Clinical Implications: Policymakers and immunization programs in LMICs can consider NDV‑based boosters to expand coverage where mRNA cold‑chain is impractical; further studies should assess clinical effectiveness against infection and hospitalization and durability versus emergent variants.

Key Findings

  • Double‑blind, active‑controlled phase 2/3 noninferiority trial (n=4,056) demonstrated safety and tolerability.
  • Neutralizing antibodies induced against ancestral SARS‑CoV‑2 and Omicron BA.2/BA.5; elicited CD8+ IFN‑γ responses.
  • NDV‑LaSota HexaPro‑S platform enables cost‑effective local manufacturing suited for LMIC deployment.

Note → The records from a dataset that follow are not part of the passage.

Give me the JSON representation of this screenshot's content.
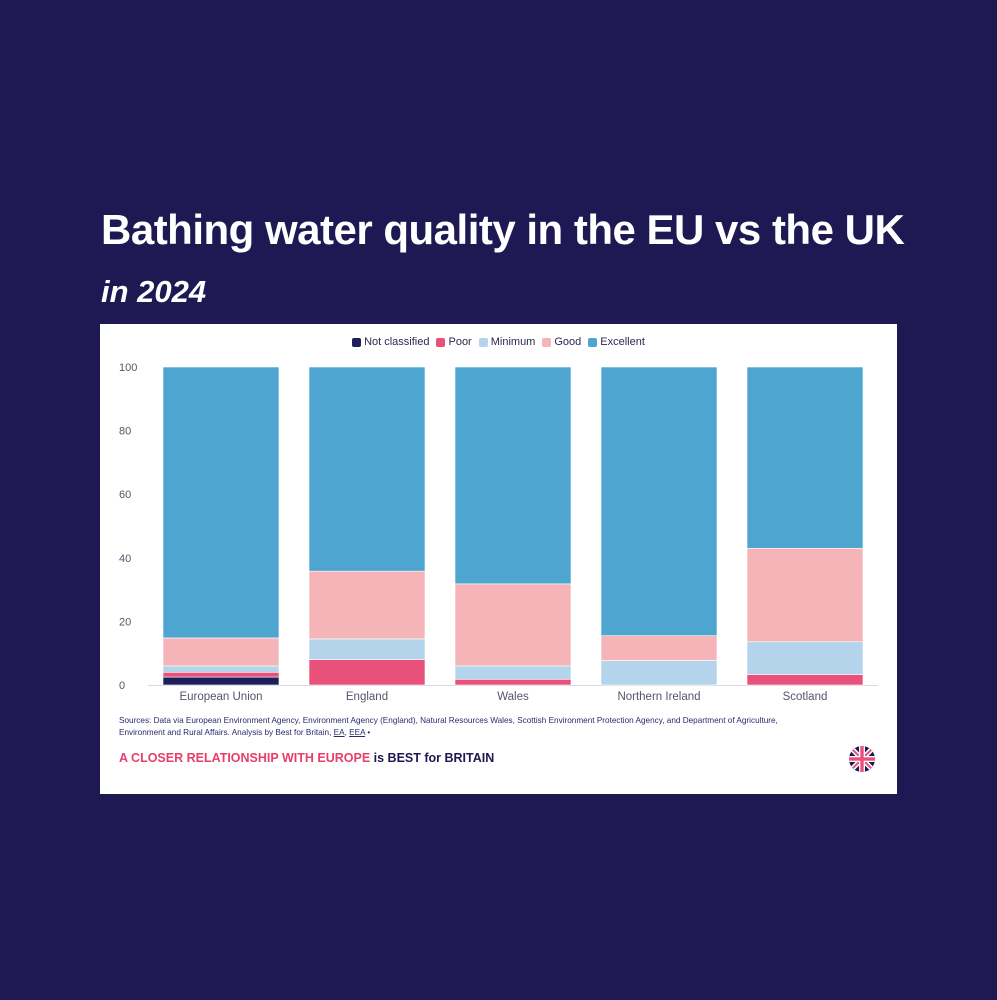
{
  "header": {
    "title": "Bathing water quality in the EU vs the UK",
    "subtitle": "in 2024"
  },
  "legend": [
    {
      "label": "Not classified",
      "color": "#1e1e5a"
    },
    {
      "label": "Poor",
      "color": "#e8517a"
    },
    {
      "label": "Minimum",
      "color": "#b3d4ea"
    },
    {
      "label": "Good",
      "color": "#f5b5b8"
    },
    {
      "label": "Excellent",
      "color": "#4ea5d0"
    }
  ],
  "chart_data": {
    "type": "bar",
    "stacked": true,
    "categories": [
      "European Union",
      "England",
      "Wales",
      "Northern Ireland",
      "Scotland"
    ],
    "series": [
      {
        "name": "Not classified",
        "color": "#1e1e5a",
        "values": [
          2.5,
          0,
          0,
          0,
          0
        ]
      },
      {
        "name": "Poor",
        "color": "#e8517a",
        "values": [
          1.5,
          8,
          1.8,
          0,
          3.3
        ]
      },
      {
        "name": "Minimum",
        "color": "#b3d4ea",
        "values": [
          2.0,
          6.5,
          4.2,
          7.7,
          10.3
        ]
      },
      {
        "name": "Good",
        "color": "#f5b5b8",
        "values": [
          8.8,
          21.3,
          25.8,
          7.8,
          29.4
        ]
      },
      {
        "name": "Excellent",
        "color": "#4ea5d0",
        "values": [
          85.2,
          64.2,
          68.2,
          84.5,
          57.0
        ]
      }
    ],
    "ylim": [
      0,
      100
    ],
    "yticks": [
      0,
      20,
      40,
      60,
      80,
      100
    ],
    "grid": false,
    "legend_position": "top-center"
  },
  "footer": {
    "sources_text": "Sources: Data via European Environment Agency, Environment Agency (England), Natural Resources Wales, Scottish Environment Protection Agency, and Department of Agriculture, Environment and Rural Affairs. Analysis by Best for Britain, ",
    "link_ea": "EA",
    "link_eea": "EEA",
    "sources_end": " •",
    "tagline_pink": "A CLOSER RELATIONSHIP WITH EUROPE",
    "tagline_navy": " is BEST for BRITAIN",
    "logo_icon": "union-flag-circle-icon"
  }
}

2. Efficacy and safety of limertinib versus gefitinib as first-line treatment for locally advanced or metastatic non-small-cell lung cancer with EGFR-sensitising mutation: a randomised, double-blind, double-dummy, phase 3 trial.

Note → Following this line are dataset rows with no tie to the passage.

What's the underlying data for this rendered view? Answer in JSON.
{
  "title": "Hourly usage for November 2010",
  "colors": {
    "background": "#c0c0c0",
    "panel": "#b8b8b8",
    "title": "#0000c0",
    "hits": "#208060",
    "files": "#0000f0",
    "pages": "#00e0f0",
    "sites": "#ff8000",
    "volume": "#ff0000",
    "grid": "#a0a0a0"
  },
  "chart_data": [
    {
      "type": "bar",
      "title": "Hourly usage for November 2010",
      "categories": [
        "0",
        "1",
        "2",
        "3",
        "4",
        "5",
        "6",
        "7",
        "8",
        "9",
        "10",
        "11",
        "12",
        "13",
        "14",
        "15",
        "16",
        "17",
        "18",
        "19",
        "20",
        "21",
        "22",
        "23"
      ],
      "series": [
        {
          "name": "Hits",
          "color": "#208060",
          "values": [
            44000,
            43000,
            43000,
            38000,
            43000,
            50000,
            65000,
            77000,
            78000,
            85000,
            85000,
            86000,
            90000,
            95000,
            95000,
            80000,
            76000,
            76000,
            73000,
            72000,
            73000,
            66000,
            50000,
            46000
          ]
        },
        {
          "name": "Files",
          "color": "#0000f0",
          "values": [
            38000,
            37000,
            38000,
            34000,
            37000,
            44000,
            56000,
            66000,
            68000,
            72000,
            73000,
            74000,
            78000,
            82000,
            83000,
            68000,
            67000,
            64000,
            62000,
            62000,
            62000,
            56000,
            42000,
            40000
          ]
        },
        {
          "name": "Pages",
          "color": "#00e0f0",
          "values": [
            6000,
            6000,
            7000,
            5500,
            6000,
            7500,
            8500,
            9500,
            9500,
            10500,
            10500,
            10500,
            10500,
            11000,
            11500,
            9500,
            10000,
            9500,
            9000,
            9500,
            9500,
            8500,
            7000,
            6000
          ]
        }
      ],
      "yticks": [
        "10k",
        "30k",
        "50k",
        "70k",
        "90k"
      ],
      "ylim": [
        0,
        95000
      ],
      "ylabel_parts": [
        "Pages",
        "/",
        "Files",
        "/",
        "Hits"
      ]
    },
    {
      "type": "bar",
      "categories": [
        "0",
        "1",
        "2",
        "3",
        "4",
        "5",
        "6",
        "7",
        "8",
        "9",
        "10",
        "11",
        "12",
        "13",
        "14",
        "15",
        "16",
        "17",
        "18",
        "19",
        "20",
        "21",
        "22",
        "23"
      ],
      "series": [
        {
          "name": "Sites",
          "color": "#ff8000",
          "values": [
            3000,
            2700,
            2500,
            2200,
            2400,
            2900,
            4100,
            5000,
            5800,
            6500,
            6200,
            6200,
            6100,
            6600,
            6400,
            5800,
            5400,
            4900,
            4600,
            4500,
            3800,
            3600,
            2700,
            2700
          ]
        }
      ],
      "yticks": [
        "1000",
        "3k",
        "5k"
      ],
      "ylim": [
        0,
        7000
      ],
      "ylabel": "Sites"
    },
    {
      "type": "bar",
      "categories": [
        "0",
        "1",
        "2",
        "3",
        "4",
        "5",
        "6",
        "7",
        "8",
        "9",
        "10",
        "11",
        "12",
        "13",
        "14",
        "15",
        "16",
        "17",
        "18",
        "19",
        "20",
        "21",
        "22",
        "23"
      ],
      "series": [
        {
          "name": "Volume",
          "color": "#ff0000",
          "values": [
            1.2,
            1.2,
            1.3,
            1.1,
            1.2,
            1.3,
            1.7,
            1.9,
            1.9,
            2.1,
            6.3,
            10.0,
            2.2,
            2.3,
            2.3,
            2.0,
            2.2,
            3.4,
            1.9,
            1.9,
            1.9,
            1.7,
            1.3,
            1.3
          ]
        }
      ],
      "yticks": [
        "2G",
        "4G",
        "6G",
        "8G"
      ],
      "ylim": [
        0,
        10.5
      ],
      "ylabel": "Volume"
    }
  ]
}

85.5The Lancet. Respiratory medicine · 2025PMID: 40553812

A multicenter, double‑blind phase 3 RCT (n=337) showed limertinib more than doubled median ICR‑assessed PFS versus gefitinib (20.7 vs 9.7 months; HR 0.44) with comparable grade ≥3 adverse event rates, supporting limertinib as a new first‑line option for EGFR‑sensitizing mutations.

Impact: A clear phase 3 superiority trial altering first‑line disease control in EGFR‑mutant NSCLC; likely practice‑changing where gefitinib is still used and prompting comparative trials with other third‑generation TKIs.

Clinical Implications: Consider limertinib among first‑line EGFR TKI options, especially in settings using gefitinib; further head‑to‑head data versus osimertinib and CNS pharmacokinetic/OS readouts are needed to refine positioning.

Key Findings

  • Median ICR‑assessed PFS 20.7 months with limertinib vs 9.7 months with gefitinib (HR 0.44; p<0.0001).
  • Grade ≥3 treatment‑related adverse events occurred in 25% in each arm; serious AE profile comparable or favorable for limertinib.
  • Study design: randomized, double‑blind, double‑dummy, 56 centers with stratification by mutation type and CNS metastasis.

3. Mouse radial spoke 3 is a metabolic and regulatory hub in cilia.

84Nature structural & molecular biology · 2025PMID: 40579595

Using integrated cryo‑EM/cryo‑ET, proteomics, and modeling, authors resolved the 3D/atomic structure of radial spoke 3 (RS3) from mouse respiratory cilia and identified embedded regulatory and metabolic enzymes (PKA subunit, adenylate kinases, malate dehydrogenases). RS3 loss in AK7‑deficient mice linked structure to motility defects, positioning RS3 as a ciliary ATP homeostasis hub with implications for ciliopathy mechanisms.

Impact: First comprehensive structural and proteomic characterization of a full ciliary radial spoke complex revealing integrated signaling–metabolism coupling; opens mechanistic and potential therapeutic avenues for ciliopathies and airway clearance disorders.

Clinical Implications: Provides novel mechanistic targets (RS3 components and ciliary ATP pathways) for primary ciliary dyskinesia and related disorders; motivates translational work to assess whether modulating RS3 enzymatic function improves ciliary motility in human tissues.

Key Findings

  • Resolved full‑length RS3 3D/atomic structure from mouse respiratory cilia and mapped constituent proteins.
  • Identified embedded metabolic/regulatory enzymes (PKA subunit, adenylate kinases, malate dehydrogenases) suggesting local ATP maintenance.
  • AK7‑deficient mice lacked RS3 and displayed ciliary motility defects, linking structure to in vivo function.